よく注意してみると、このCCマークはいろいろなところに使用され始めています。たとえばWikipedia。このサイトは、読み手が自由に改変して情報の精度を上げていくという、みんなでつくるフリー百科事典です。さらに先ほどのような一定の条件の下で、自由に引用することもできます。最近は美術館などで写真を撮ってもいいというところが増えてきていますが、これにもCCマークが使用されています。CCマークはないものの自由に型紙をダウンロードできるサイトとして最近公開された建築家やデザイナーが参加する「犬のための建築」というサイト(http://www.architecturefordogs.com/)も注目です。

こうした動きにはふたつの大きな側面があります。ひとつは、ものを創造する大きなヒントは、オリジナルの改変にあるということ。ソースを公開していくことで、ものづくりが多くの人の手に広がり、ユーザーの創造性の幅を広げていくことになるのです。作家の権利を守ることを主眼にした従来の著作権は、「ものをつくるのは企業や作家、ユーザーはそうしてできた完成品を買う」という関係性の中から生まれたものでした。

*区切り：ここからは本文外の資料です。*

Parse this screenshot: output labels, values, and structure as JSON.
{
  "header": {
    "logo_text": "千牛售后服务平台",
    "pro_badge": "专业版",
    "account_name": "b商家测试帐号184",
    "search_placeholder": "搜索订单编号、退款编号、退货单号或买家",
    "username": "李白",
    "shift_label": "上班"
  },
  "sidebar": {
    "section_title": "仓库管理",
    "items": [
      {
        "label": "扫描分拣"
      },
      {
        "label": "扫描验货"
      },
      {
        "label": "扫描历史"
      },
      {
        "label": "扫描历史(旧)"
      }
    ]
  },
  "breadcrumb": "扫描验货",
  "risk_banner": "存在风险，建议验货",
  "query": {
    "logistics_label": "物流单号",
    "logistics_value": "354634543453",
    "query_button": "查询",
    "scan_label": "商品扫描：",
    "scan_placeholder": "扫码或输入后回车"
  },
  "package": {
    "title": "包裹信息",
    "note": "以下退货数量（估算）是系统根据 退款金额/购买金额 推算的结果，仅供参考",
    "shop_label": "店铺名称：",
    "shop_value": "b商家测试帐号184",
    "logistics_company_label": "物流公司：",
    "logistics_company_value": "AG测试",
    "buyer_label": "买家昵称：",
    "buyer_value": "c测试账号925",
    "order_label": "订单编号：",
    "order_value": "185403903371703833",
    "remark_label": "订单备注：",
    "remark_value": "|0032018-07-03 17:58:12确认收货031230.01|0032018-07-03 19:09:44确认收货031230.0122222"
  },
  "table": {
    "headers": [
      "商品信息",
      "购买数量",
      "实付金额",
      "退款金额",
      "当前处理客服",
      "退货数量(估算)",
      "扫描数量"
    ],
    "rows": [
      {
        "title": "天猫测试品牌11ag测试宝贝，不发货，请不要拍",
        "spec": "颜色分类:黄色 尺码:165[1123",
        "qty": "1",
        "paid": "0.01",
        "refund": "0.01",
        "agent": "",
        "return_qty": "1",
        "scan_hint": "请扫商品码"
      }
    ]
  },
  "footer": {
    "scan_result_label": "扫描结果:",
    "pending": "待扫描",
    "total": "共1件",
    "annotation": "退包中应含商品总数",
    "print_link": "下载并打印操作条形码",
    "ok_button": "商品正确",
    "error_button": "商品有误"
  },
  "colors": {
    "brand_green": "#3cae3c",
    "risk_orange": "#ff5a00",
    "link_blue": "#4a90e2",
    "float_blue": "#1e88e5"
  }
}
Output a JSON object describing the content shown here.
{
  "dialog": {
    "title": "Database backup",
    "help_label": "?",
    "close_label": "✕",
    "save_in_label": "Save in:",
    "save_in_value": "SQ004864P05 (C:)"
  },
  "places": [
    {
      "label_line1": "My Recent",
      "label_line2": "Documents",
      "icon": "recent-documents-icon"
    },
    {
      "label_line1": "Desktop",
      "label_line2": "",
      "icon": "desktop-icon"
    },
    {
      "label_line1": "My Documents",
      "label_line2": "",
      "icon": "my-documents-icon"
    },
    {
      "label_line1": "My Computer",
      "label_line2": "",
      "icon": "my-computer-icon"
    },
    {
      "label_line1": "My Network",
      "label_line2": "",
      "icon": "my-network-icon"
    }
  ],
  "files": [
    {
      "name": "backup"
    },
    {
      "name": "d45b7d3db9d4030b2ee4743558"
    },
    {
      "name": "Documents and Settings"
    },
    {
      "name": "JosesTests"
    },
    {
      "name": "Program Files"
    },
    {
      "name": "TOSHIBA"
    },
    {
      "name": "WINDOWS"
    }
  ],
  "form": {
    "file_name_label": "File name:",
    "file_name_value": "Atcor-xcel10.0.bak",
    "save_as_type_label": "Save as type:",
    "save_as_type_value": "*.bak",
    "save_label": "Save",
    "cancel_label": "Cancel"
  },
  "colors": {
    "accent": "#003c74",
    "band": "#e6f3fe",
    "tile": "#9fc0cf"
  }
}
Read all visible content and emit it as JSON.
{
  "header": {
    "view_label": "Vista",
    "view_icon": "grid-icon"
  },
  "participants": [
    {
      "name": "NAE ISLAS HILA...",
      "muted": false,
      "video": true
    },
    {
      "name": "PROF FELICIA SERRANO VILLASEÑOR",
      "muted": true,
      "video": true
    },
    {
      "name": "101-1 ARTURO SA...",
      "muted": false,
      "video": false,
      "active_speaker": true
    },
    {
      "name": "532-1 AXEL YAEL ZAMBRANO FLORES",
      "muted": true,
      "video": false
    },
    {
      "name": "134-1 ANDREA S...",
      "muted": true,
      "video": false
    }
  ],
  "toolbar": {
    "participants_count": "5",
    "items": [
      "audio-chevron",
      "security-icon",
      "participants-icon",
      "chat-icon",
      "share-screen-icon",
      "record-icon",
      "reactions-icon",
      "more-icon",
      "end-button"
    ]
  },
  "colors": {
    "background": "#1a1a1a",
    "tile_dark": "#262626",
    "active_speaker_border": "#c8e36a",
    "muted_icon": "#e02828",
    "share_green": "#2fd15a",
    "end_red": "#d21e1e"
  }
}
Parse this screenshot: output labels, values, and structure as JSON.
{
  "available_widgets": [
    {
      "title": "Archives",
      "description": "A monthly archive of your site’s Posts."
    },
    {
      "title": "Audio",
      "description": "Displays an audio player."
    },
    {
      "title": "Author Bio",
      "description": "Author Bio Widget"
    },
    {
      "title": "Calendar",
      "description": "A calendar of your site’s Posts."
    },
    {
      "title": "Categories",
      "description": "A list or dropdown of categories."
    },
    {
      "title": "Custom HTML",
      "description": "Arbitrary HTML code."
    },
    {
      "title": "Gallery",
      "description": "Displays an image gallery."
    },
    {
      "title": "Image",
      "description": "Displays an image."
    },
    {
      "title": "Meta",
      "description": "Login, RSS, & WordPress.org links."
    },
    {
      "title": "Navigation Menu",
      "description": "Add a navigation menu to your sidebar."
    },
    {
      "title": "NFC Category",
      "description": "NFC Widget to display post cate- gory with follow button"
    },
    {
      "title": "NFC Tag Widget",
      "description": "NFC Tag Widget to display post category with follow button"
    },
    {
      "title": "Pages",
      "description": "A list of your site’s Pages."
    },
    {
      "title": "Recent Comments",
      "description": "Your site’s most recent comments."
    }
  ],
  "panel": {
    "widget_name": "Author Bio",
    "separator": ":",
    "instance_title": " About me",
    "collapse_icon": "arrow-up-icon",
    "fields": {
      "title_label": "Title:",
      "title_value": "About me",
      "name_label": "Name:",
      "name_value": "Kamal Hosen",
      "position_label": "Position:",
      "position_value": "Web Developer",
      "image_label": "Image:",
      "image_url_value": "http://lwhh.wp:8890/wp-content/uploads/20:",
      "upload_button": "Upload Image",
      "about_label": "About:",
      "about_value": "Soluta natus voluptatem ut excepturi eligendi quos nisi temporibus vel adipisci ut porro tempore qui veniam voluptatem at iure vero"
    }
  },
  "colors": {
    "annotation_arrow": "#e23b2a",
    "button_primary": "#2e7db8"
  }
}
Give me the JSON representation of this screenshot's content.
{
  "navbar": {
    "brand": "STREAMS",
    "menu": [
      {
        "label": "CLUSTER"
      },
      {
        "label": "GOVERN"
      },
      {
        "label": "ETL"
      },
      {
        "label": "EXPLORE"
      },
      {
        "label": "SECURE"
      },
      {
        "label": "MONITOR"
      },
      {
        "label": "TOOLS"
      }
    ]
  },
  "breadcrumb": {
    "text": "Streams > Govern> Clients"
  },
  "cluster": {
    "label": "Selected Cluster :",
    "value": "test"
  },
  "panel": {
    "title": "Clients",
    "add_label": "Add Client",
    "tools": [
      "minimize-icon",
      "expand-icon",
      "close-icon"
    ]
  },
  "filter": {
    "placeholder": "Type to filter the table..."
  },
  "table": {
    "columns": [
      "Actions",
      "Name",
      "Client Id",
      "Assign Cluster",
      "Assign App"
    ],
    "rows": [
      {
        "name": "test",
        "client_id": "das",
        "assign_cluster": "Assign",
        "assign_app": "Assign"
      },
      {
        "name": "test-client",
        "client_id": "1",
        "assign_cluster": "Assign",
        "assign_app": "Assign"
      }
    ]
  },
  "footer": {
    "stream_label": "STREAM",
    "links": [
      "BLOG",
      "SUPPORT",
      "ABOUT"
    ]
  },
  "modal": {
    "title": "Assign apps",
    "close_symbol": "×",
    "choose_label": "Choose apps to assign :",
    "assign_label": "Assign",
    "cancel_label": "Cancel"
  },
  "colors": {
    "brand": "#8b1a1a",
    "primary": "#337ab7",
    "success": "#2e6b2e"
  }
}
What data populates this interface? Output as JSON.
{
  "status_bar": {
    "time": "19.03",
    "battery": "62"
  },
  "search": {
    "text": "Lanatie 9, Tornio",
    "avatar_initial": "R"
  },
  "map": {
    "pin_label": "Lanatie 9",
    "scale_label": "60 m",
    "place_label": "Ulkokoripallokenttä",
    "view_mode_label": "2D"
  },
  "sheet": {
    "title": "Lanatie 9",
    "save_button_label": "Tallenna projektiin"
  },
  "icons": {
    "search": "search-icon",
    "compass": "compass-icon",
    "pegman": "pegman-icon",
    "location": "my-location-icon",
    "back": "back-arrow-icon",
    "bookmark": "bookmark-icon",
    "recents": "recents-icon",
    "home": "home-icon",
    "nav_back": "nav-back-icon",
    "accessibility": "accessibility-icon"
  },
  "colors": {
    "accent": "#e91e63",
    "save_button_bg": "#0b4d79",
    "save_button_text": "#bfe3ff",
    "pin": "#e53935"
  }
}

芽生えつつある新しい動きは、ユーザー自身がものをつくることを手にしていこうという大きな時代の変化に対応した仕組みともいえます。
そしてもうひとつの側面は、まだ無名のクリエイターたちが世に出ていくためのチャンスをつくること。デザイナーたちの登竜門も、展示会やコンペといった「権威ある団体に認められる」という方法から、「社会が評価する」という新しい評価基準に替わっていくことをも意味しています。

もちろん、こうした動きに問題がないわけではありません。こうした環境では、さまざまなものが「FREE=無料」という時代になっていきます。もし複製が可能なら、作家たちはどうやってコミッションを手にしていくのか、企業は自分たちの商品が売れるのかどうか。音楽の世界では、無料で自分たちの音楽をダウンロードできたり、ユーチューブなどから音楽を聴けるようになった時に、それでもCDを買ってくれるのかというような課題もあるでしょう。しかし、ユーザーは自分の好きな音楽をダウンロードして、自由に持ち歩いているというのも現実です。そうだとすれば、企業はこうしたネット社会で起きている創造性に照準を合わせながら、新しいビジネスモデルをつくりだすことが必要なのかもしれません。

「ものをつくるのは企業、買って使うのはユーザー」という図式が、いま大きく変わろうとしています。ものは買ってもらうものではなく、それをつくるための知識や解説のほうが大事になっていくのかもしれません。企業は自分たちの知識をもっと広く公開しながら、人々の創造性を喚起していくことに照準を合わせていくことが必要とされていくのかもしれません。こうした背景によって、大量生産、大量消費というもののつくり方も、変わってくるでしょう。あるものを長く大切に使う、直して使う、自分で改変して使う、完成品でなく半完成品をつくる──そういう時代が来るかもしれません。